Quello che rende credibile ed accettabile la democrazia rappresentativa è la corrispondenza tra ciò che promette chi vuole essere eletto e ciò che fa quando è stato eletto e va al governo. Ma proprio questo è stato sempre un punto di discussione e di critica, ed è diventato ancora più problematico in questi ultimi anni nelle democrazie contemporanee, in generale, e in alcune democrazie più che in altre. Perché?

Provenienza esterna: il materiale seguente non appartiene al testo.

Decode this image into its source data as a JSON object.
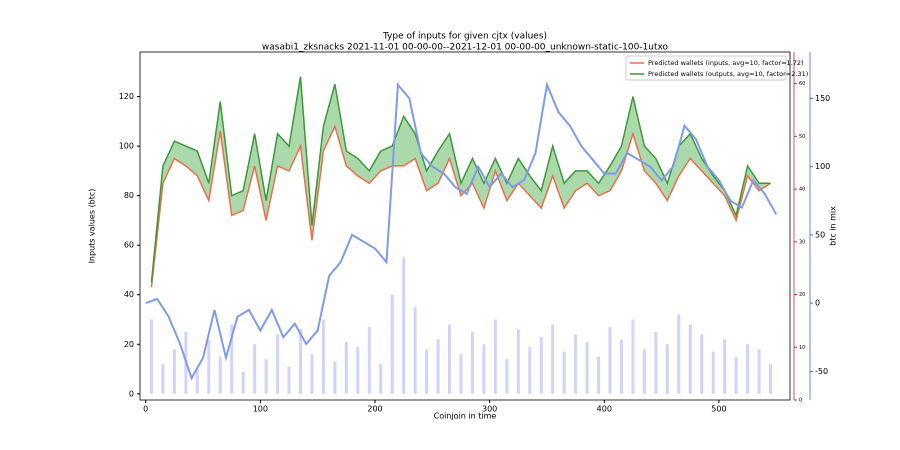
{
  "chart_data": {
    "type": "line",
    "title": "Type of inputs for given cjtx (values)",
    "subtitle": "wasabi1_zksnacks 2021-11-01 00-00-00--2021-12-01 00-00-00_unknown-static-100-1utxo",
    "x_label": "Coinjoin in time",
    "y_label": "Inputs values (btc)",
    "y3_label": "btc in mix",
    "xlim": [
      -5,
      562
    ],
    "xticks": [
      0,
      100,
      200,
      300,
      400,
      500
    ],
    "ylim": [
      -2.5,
      138
    ],
    "yticks": [
      0,
      20,
      40,
      60,
      80,
      100,
      120
    ],
    "y2lim": [
      0,
      66
    ],
    "y2ticks": [
      0,
      10,
      20,
      30,
      40,
      50,
      60
    ],
    "y2color": "#d62728",
    "y3lim": [
      -71,
      184
    ],
    "y3ticks": [
      -50,
      0,
      50,
      100,
      150
    ],
    "y3color": "#4169e1",
    "legend": "upper right",
    "fill_color": "#2ca02c",
    "x": [
      5,
      15,
      25,
      35,
      45,
      55,
      65,
      75,
      85,
      95,
      105,
      115,
      125,
      135,
      145,
      155,
      165,
      175,
      185,
      195,
      205,
      215,
      225,
      235,
      245,
      255,
      265,
      275,
      285,
      295,
      305,
      315,
      325,
      335,
      345,
      355,
      365,
      375,
      385,
      395,
      405,
      415,
      425,
      435,
      445,
      455,
      465,
      475,
      485,
      495,
      505,
      515,
      525,
      535,
      545
    ],
    "series": [
      {
        "name": "Predicted wallets (inputs, avg=10, factor=1.72)",
        "color": "#e8704a",
        "values": [
          43,
          85,
          95,
          92,
          88,
          78,
          106,
          72,
          74,
          92,
          70,
          92,
          90,
          100,
          62,
          98,
          108,
          92,
          88,
          85,
          90,
          92,
          92,
          95,
          82,
          85,
          95,
          80,
          85,
          75,
          90,
          78,
          85,
          80,
          75,
          88,
          75,
          82,
          85,
          80,
          82,
          90,
          105,
          90,
          85,
          78,
          88,
          95,
          90,
          85,
          80,
          70,
          88,
          82,
          85
        ]
      },
      {
        "name": "Predicted wallets (outputs, avg=10, factor=2.31)",
        "color": "#3a9a3a",
        "values": [
          45,
          92,
          102,
          100,
          98,
          85,
          118,
          80,
          82,
          105,
          78,
          105,
          100,
          128,
          68,
          108,
          125,
          98,
          95,
          90,
          98,
          100,
          112,
          105,
          90,
          98,
          105,
          85,
          95,
          85,
          95,
          85,
          95,
          88,
          82,
          100,
          85,
          90,
          90,
          85,
          92,
          100,
          120,
          100,
          95,
          85,
          100,
          105,
          95,
          88,
          82,
          72,
          92,
          85,
          85
        ]
      }
    ],
    "mix_x": [
      0,
      10,
      20,
      30,
      40,
      50,
      60,
      70,
      80,
      90,
      100,
      110,
      120,
      130,
      140,
      150,
      160,
      170,
      180,
      190,
      200,
      210,
      220,
      230,
      240,
      250,
      260,
      270,
      280,
      290,
      300,
      310,
      320,
      330,
      340,
      350,
      360,
      370,
      380,
      390,
      400,
      410,
      420,
      430,
      440,
      450,
      460,
      470,
      480,
      490,
      500,
      510,
      520,
      530,
      540,
      550
    ],
    "mix": {
      "color": "#7f9be8",
      "values": [
        0,
        3,
        -10,
        -30,
        -55,
        -40,
        -5,
        -40,
        -10,
        -5,
        -20,
        -5,
        -25,
        -15,
        -30,
        -20,
        20,
        30,
        50,
        45,
        40,
        30,
        160,
        150,
        110,
        100,
        95,
        85,
        80,
        100,
        85,
        95,
        85,
        90,
        110,
        160,
        140,
        130,
        115,
        105,
        95,
        95,
        110,
        105,
        100,
        90,
        100,
        130,
        120,
        100,
        90,
        75,
        70,
        90,
        80,
        65
      ]
    },
    "bars": {
      "color": "#b3b8f5",
      "values": [
        30,
        12,
        18,
        25,
        10,
        22,
        15,
        28,
        9,
        20,
        14,
        24,
        11,
        26,
        16,
        30,
        13,
        21,
        19,
        27,
        12,
        40,
        55,
        35,
        18,
        22,
        28,
        16,
        25,
        20,
        30,
        14,
        26,
        19,
        23,
        28,
        17,
        24,
        21,
        15,
        27,
        22,
        30,
        18,
        25,
        20,
        32,
        28,
        24,
        17,
        22,
        15,
        20,
        18,
        12
      ]
    }
  }
}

Un aspetto essenziale delle democrazie è la competizione elettorale. Il che comporta che per attrarre più voti si tende a promettere di più, sbilanciandosi al punto di prendere impegni che non si possono mantenere una volta al governo. Peraltro, con il contributo dei media che correttamente evidenziano quel sovra-promettere, ne scaturisce un distacco ancora maggiore dei cittadini. Ma il fenomeno si è accentuato in Italia e in questa campagna elettorale per tre ragioni. Stiamo uscendo con una crescita ridotta da una crisi economica assai prolungata. Le risorse a disposizione sono poche. Poi, abbiamo uno dei più alti debiti pubblici tra i paesi industrializzati e, malgrado i bassi interessi, lo spazio di manovra per nuove spese praticamente non esisterebbe. Dimenticare che questo debito esiste alla fine non aiuta. In terzo luogo, i vincoli posti dallo stare nell’Unione Europea riducono ancora le possibilità di realizzare quello che si sovra-promette. Però la spinta a questo comportamento, apparentemente irrazionale, dei leader-candidati rimane forte. Perché? Evidenzierei due ragioni di fondo.
La prima. Se i politici-candidati riconoscessero apertamente e prendessero atto dell’esistenza di queste condizioni-costrizioni dovrebbero anche riconoscere che il loro ruolo e il fatto stesso di eleggerli avrebbe poco senso. Si tratterebbe, cioè, di dichiarare tutti i limiti della politica in questo momento e in questo contesto. Ma se così fosse si accentuerebbe ancora di più in senso negativo un fenomeno ben chiaro a tutti, quello dell’astensione. In breve, il sovra-promettere non è più solo l’effetto non voluto della competizione elettorale, ma il risultato della necessità di evidenziare la rilevanza politica, l’importanza dei potenziali governanti in un contesto che suggerisce che al massimo vi può essere solo spazio per una buona amministrazione dell’esistente, pur di fronte a fenomeni che richiederebbero decisioni politiche e capacità di leadership, quali le gravi conseguenze della globalizzazione e nel nostro caso dell’immigrazione di esseri umani che non si sa come accogliere.
La seconda. Una situazione oggettivamente così difficile potrebbe essere affrontata solo da leader politici che abbiano quattro qualità. Pur non essendo esperti di comunicazione, abbiano la sensibilità e le conoscenze generali per appoggiarsi ai professionisti del settore, che sono invece consapevoli di tutte le diverse possibilità di manipolazione dell’opinione pubblica che le tecnologie a disposizione forniscono. In questo, ad esempio, Berlusconi negli anni passati ha mostrato di avere questa qualità. Inoltre, pur non essendo esperti di nessuna politica specifica, abbiano la sensibilità e, di nuovo, le conoscenze generali e l’esperienza sia per proporre le politiche in grado di attirare meglio gli elettori sia successivamente per realizzare, almeno in parte, quanto promesso. Anche con risultati inattesi. Grazie anche alla sua straordinaria posizione di potere, ad esempio, Trump sta evidenziando questa qualità. Questo comporta – terzo – avere la capacità di scegliere gli esperti capaci sia sul piano della comunicazione che delle politiche, che saranno decisivi proprio nelle lunghe fasi post-elettorali. E, quarto, riuscire con le proprie naturali di comunicatività e presenza, a convincere le persone a seguire un programma, per quanto limitato e non così straordinario. In questo senso avere la capacità di unificare creando consenso. E di nuovo in passato Berlusconi ha mostrato questa capacità, che invece fa difetto a Matteo Renzi.